About people being instantly friendly and then ignoring you later on, I've heard the exact same thing from french students in America. In France, people will generally be very polite upfront but not overly friendly. Friendship has to be build over time (nothing is valued more than decade-long friendships, it is the subject of many french movies). I think many other (western) European cultures are similar in that respect, so it might be an American thing (in the spirit "everything has to happen now or never").


Corporate America can be very friendly upfront and brutal to murderous once you're out of sight. It's not about race but position and how people decide to obtain and maintain it. In other situations they may not have spoken with you simply for lack of knowing what to talk about together. The first times a newcomer comes to any gathering they're usually quiet and less interacted with by the group. At least that's how I remember things going in school and gaming. Plus cities create their own brutishness over scarce resources.


If that were the case, then you should see Chinese international students hanging out with Japanese and Koreans.
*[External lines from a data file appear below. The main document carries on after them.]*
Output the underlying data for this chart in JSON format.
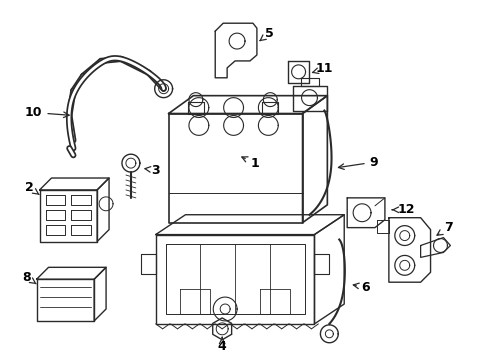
{
  "background_color": "#ffffff",
  "line_color": "#2a2a2a",
  "label_color": "#000000",
  "fig_width": 4.89,
  "fig_height": 3.6,
  "dpi": 100
}
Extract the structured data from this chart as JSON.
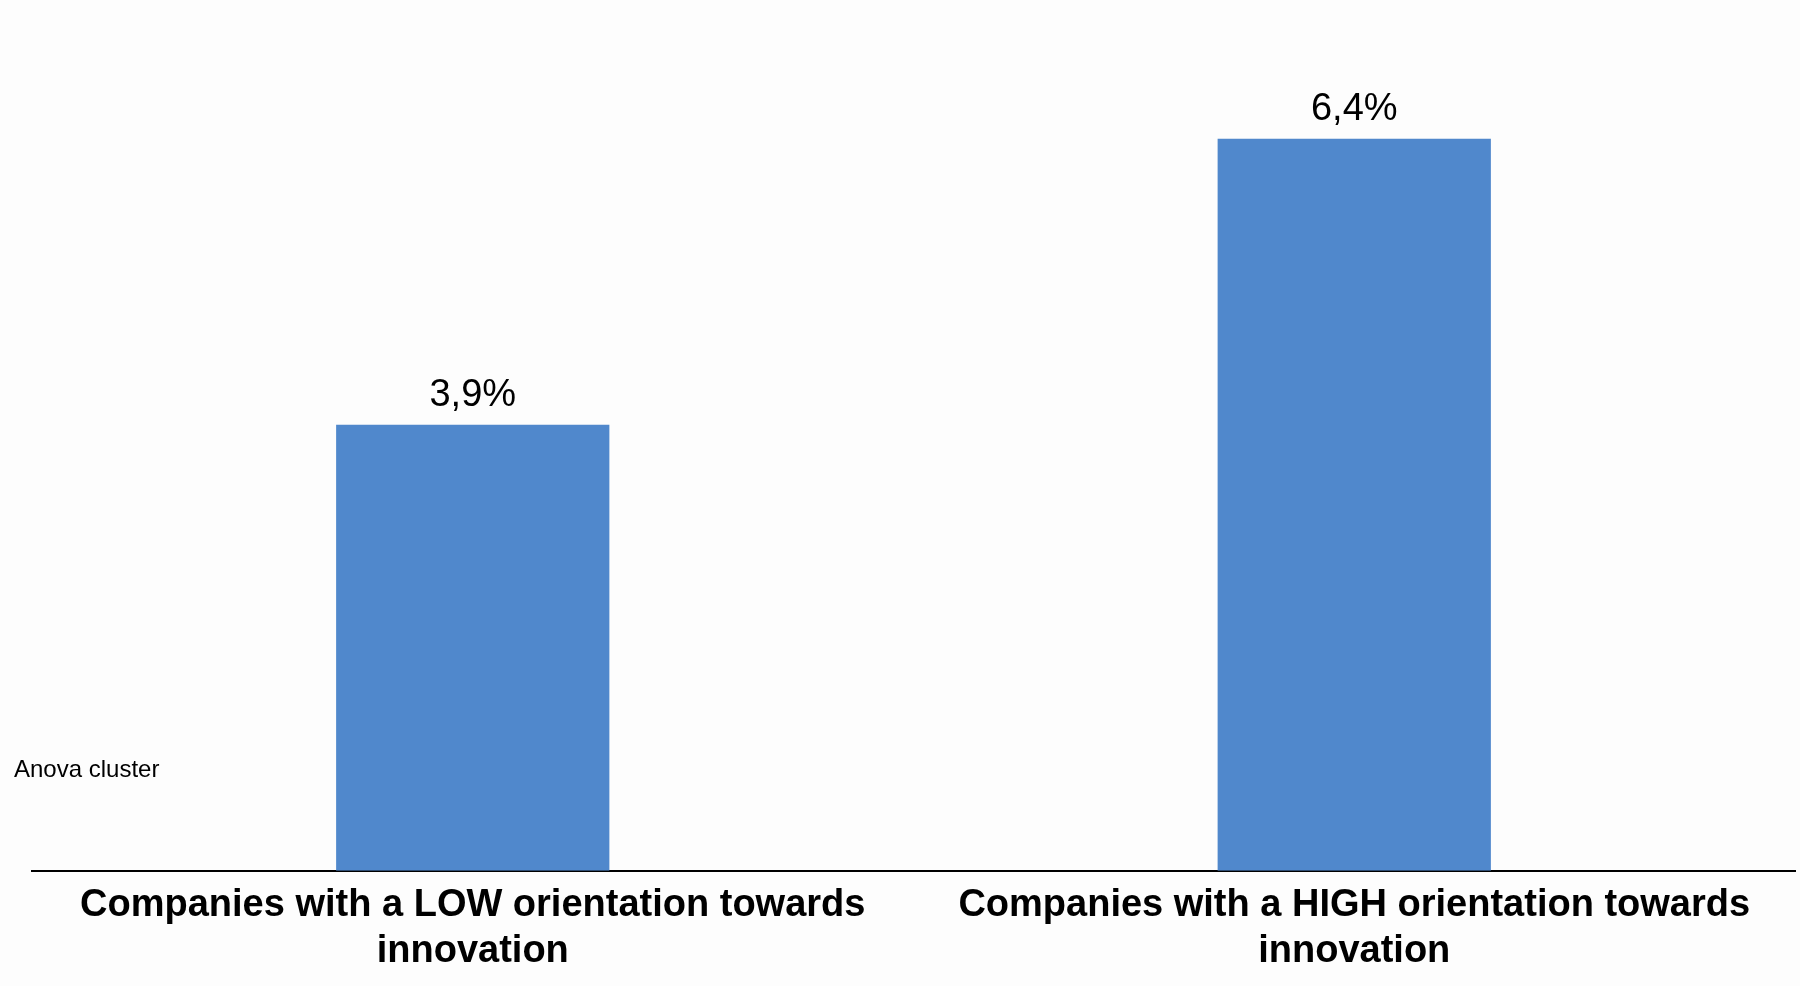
{
  "chart_data": {
    "type": "bar",
    "categories": [
      "Companies with a LOW orientation towards innovation",
      "Companies with a HIGH orientation towards innovation"
    ],
    "values": [
      3.9,
      6.4
    ],
    "value_labels": [
      "3,9%",
      "6,4%"
    ],
    "color": "#5088cc",
    "relative": false,
    "grid": false,
    "legend": false,
    "annotations": [
      "Anova cluster"
    ]
  }
}
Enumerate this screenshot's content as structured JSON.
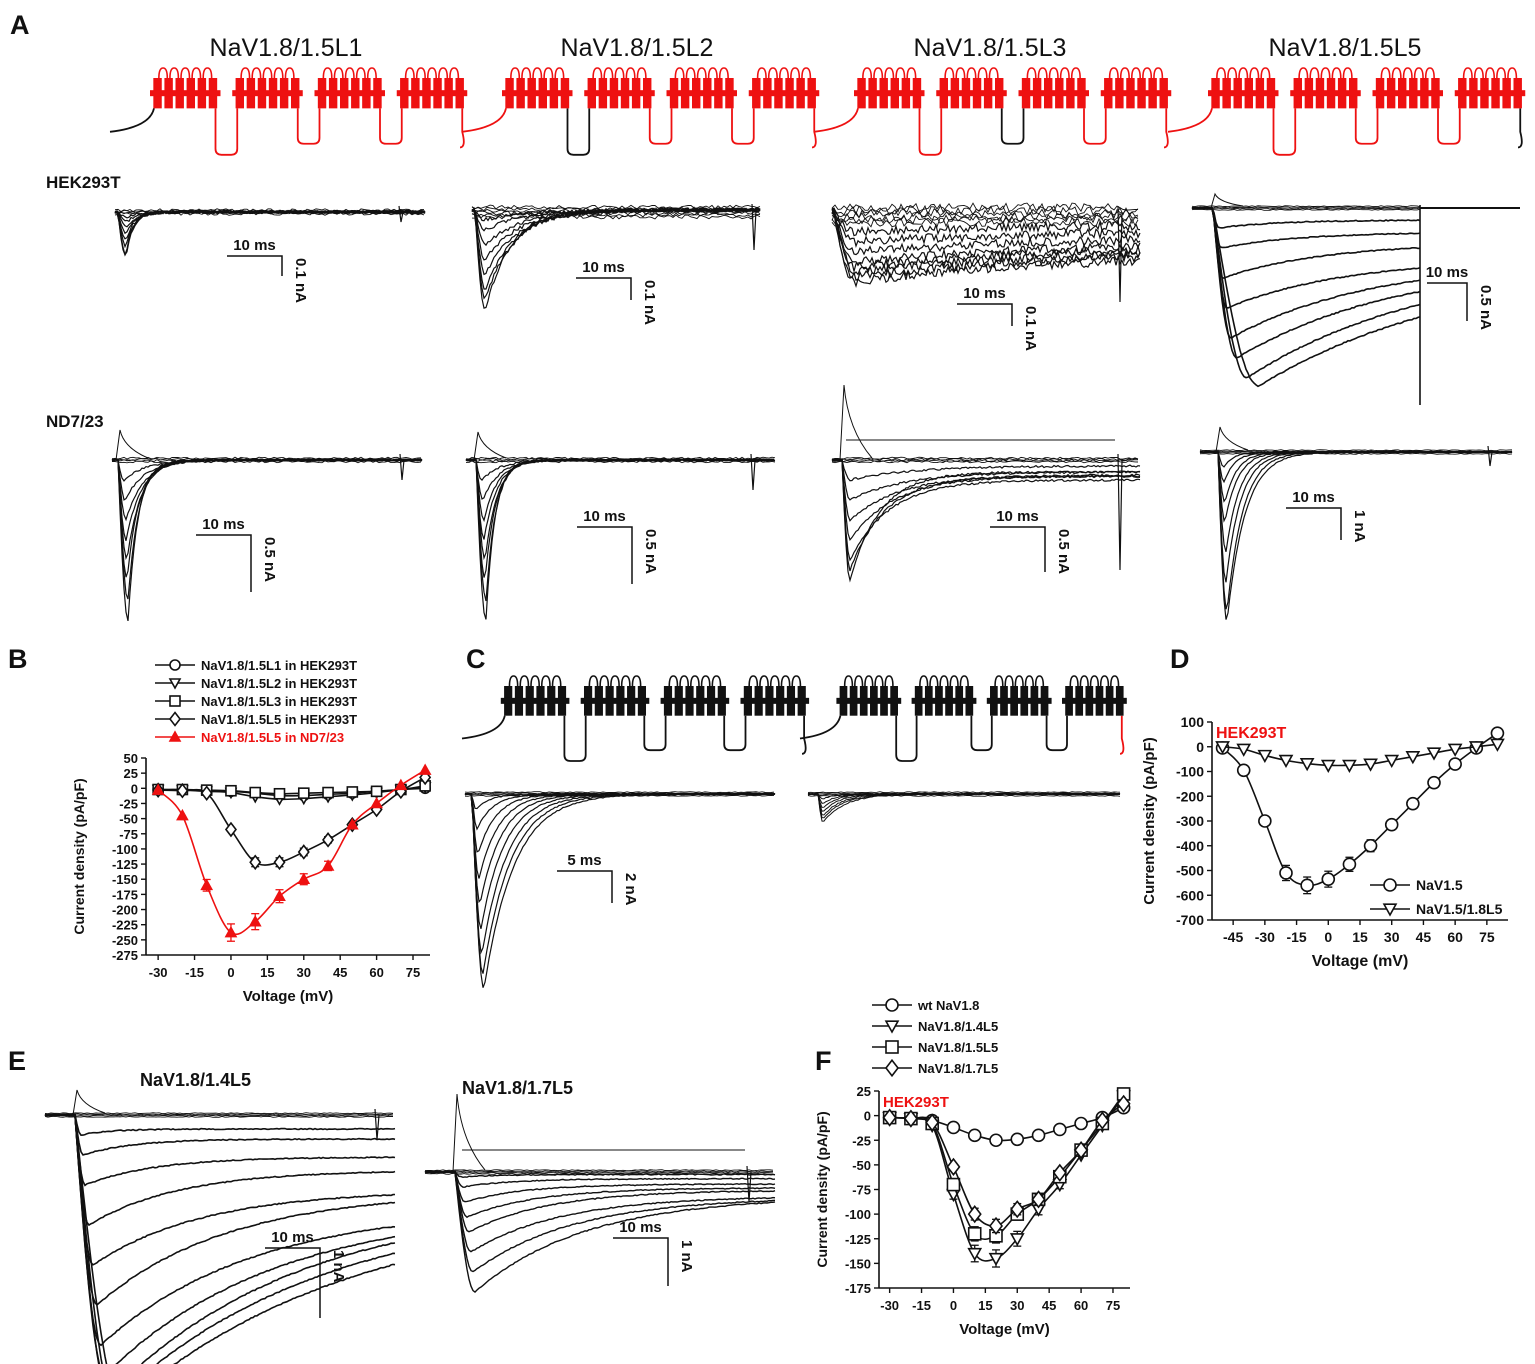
{
  "figure": {
    "panel_letters": [
      "A",
      "B",
      "C",
      "D",
      "E",
      "F"
    ],
    "colors": {
      "ink": "#111111",
      "accent": "#ee1111",
      "background": "#ffffff"
    }
  },
  "panel_a": {
    "constructs": [
      "NaV1.8/1.5L1",
      "NaV1.8/1.5L2",
      "NaV1.8/1.5L3",
      "NaV1.8/1.5L5"
    ],
    "row_labels": [
      "HEK293T",
      "ND7/23"
    ],
    "hek_scale": [
      {
        "time": "10 ms",
        "current": "0.1 nA"
      },
      {
        "time": "10 ms",
        "current": "0.1 nA"
      },
      {
        "time": "10 ms",
        "current": "0.1 nA"
      },
      {
        "time": "10 ms",
        "current": "0.5 nA"
      }
    ],
    "nd_scale": [
      {
        "time": "10 ms",
        "current": "0.5 nA"
      },
      {
        "time": "10 ms",
        "current": "0.5 nA"
      },
      {
        "time": "10 ms",
        "current": "0.5 nA"
      },
      {
        "time": "10 ms",
        "current": "1 nA"
      }
    ]
  },
  "panel_c": {
    "scale": {
      "time": "5 ms",
      "current": "2 nA"
    }
  },
  "panel_e": {
    "titles": [
      "NaV1.8/1.4L5",
      "NaV1.8/1.7L5"
    ],
    "scales": [
      {
        "time": "10 ms",
        "current": "1 nA"
      },
      {
        "time": "10 ms",
        "current": "1 nA"
      }
    ]
  },
  "chart_data": [
    {
      "id": "B",
      "type": "line",
      "xlabel": "Voltage (mV)",
      "ylabel": "Current density (pA/pF)",
      "xlim": [
        -35,
        82
      ],
      "ylim": [
        -275,
        50
      ],
      "xticks": [
        -30,
        -15,
        0,
        15,
        30,
        45,
        60,
        75
      ],
      "yticks": [
        50,
        25,
        0,
        -25,
        -50,
        -75,
        -100,
        -125,
        -150,
        -175,
        -200,
        -225,
        -250,
        -275
      ],
      "x": [
        -30,
        -20,
        -10,
        0,
        10,
        20,
        30,
        40,
        50,
        60,
        70,
        80
      ],
      "legend_position": "top",
      "series": [
        {
          "name": "NaV1.8/1.5L1 in HEK293T",
          "marker": "circle",
          "color": "#111111",
          "values": [
            -2,
            -3,
            -4,
            -5,
            -8,
            -12,
            -12,
            -10,
            -8,
            -5,
            -2,
            0
          ]
        },
        {
          "name": "NaV1.8/1.5L2 in HEK293T",
          "marker": "triangle-down",
          "color": "#111111",
          "values": [
            -2,
            -3,
            -5,
            -7,
            -14,
            -18,
            -17,
            -14,
            -11,
            -7,
            -2,
            2
          ]
        },
        {
          "name": "NaV1.8/1.5L3 in HEK293T",
          "marker": "square",
          "color": "#111111",
          "values": [
            -2,
            -2,
            -3,
            -4,
            -7,
            -9,
            -8,
            -7,
            -6,
            -5,
            -2,
            4
          ]
        },
        {
          "name": "NaV1.8/1.5L5 in HEK293T",
          "marker": "diamond",
          "color": "#111111",
          "values": [
            -3,
            -4,
            -8,
            -68,
            -122,
            -122,
            -105,
            -85,
            -60,
            -35,
            -5,
            18
          ]
        },
        {
          "name": "NaV1.8/1.5L5 in ND7/23",
          "marker": "triangle-up",
          "color": "#ee1111",
          "values": [
            -3,
            -45,
            -160,
            -238,
            -220,
            -178,
            -150,
            -128,
            -60,
            -25,
            5,
            30
          ]
        }
      ]
    },
    {
      "id": "D",
      "type": "line",
      "annotation": "HEK293T",
      "xlabel": "Voltage (mV)",
      "ylabel": "Current density (pA/pF)",
      "xlim": [
        -55,
        85
      ],
      "ylim": [
        -700,
        100
      ],
      "xticks": [
        -45,
        -30,
        -15,
        0,
        15,
        30,
        45,
        60,
        75
      ],
      "yticks": [
        100,
        0,
        -100,
        -200,
        -300,
        -400,
        -500,
        -600,
        -700
      ],
      "x": [
        -50,
        -40,
        -30,
        -20,
        -10,
        0,
        10,
        20,
        30,
        40,
        50,
        60,
        70,
        80
      ],
      "legend_position": "bottom-right",
      "series": [
        {
          "name": "NaV1.5",
          "marker": "circle",
          "color": "#111111",
          "values": [
            -5,
            -95,
            -300,
            -510,
            -560,
            -535,
            -475,
            -400,
            -315,
            -230,
            -145,
            -70,
            -5,
            55
          ]
        },
        {
          "name": "NaV1.5/1.8L5",
          "marker": "triangle-down",
          "color": "#111111",
          "values": [
            0,
            -10,
            -35,
            -55,
            -68,
            -75,
            -75,
            -70,
            -55,
            -40,
            -25,
            -10,
            0,
            10
          ]
        }
      ]
    },
    {
      "id": "F",
      "type": "line",
      "annotation": "HEK293T",
      "xlabel": "Voltage (mV)",
      "ylabel": "Current density (pA/pF)",
      "xlim": [
        -35,
        83
      ],
      "ylim": [
        -175,
        25
      ],
      "xticks": [
        -30,
        -15,
        0,
        15,
        30,
        45,
        60,
        75
      ],
      "yticks": [
        25,
        0,
        -25,
        -50,
        -75,
        -100,
        -125,
        -150,
        -175
      ],
      "x": [
        -30,
        -20,
        -10,
        0,
        10,
        20,
        30,
        40,
        50,
        60,
        70,
        80
      ],
      "legend_position": "top",
      "series": [
        {
          "name": "wt NaV1.8",
          "marker": "circle",
          "color": "#111111",
          "values": [
            -2,
            -3,
            -5,
            -12,
            -20,
            -25,
            -24,
            -20,
            -14,
            -8,
            -2,
            8
          ]
        },
        {
          "name": "NaV1.8/1.4L5",
          "marker": "triangle-down",
          "color": "#111111",
          "values": [
            -2,
            -3,
            -10,
            -80,
            -140,
            -145,
            -125,
            -95,
            -70,
            -40,
            -10,
            20
          ]
        },
        {
          "name": "NaV1.8/1.5L5",
          "marker": "square",
          "color": "#111111",
          "values": [
            -2,
            -3,
            -8,
            -70,
            -120,
            -122,
            -100,
            -85,
            -62,
            -35,
            -8,
            22
          ]
        },
        {
          "name": "NaV1.8/1.7L5",
          "marker": "diamond",
          "color": "#111111",
          "values": [
            -2,
            -3,
            -7,
            -52,
            -100,
            -112,
            -95,
            -85,
            -58,
            -35,
            -5,
            12
          ]
        }
      ]
    }
  ]
}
But from what I've seen, the various East Asian groups don't interact much. And each group speaks their own native language.


I'd say that the cultural differences between Chinese and Japanese are easily as big as the cultural differences between Chinese and Americans or between Japanese and Americans. So, no they would not be hanging out between each other because of similarity of culture.

If it were the language barrier that was the issue then actually between Chinese and Japanese students while the spoken language is very different, they can sort of communicate between each other via writing.


This is consistent with my experience in college.

The alcohol doesn't care what language you speak.


It actually is but obviously varies from person to person and from one environment to other.

I am from Eastern Europe and did my degree in England. In the first year, I lived in university halls and out of 8 people in the flat (including me), 6 people were English. It was really really hard initially because I could understand only about half of what they were saying because of the accents, so it was hard to participate and much easier to just browse internet in my room.

However, I picked up the language really quickly since I was very often surrounded by native speakers so all was good at the end, just the initial couple of months were really tough.


Both are essential aspects. I certainly struggled a lot with the language back in my day, as a Russian studying in New Zealand.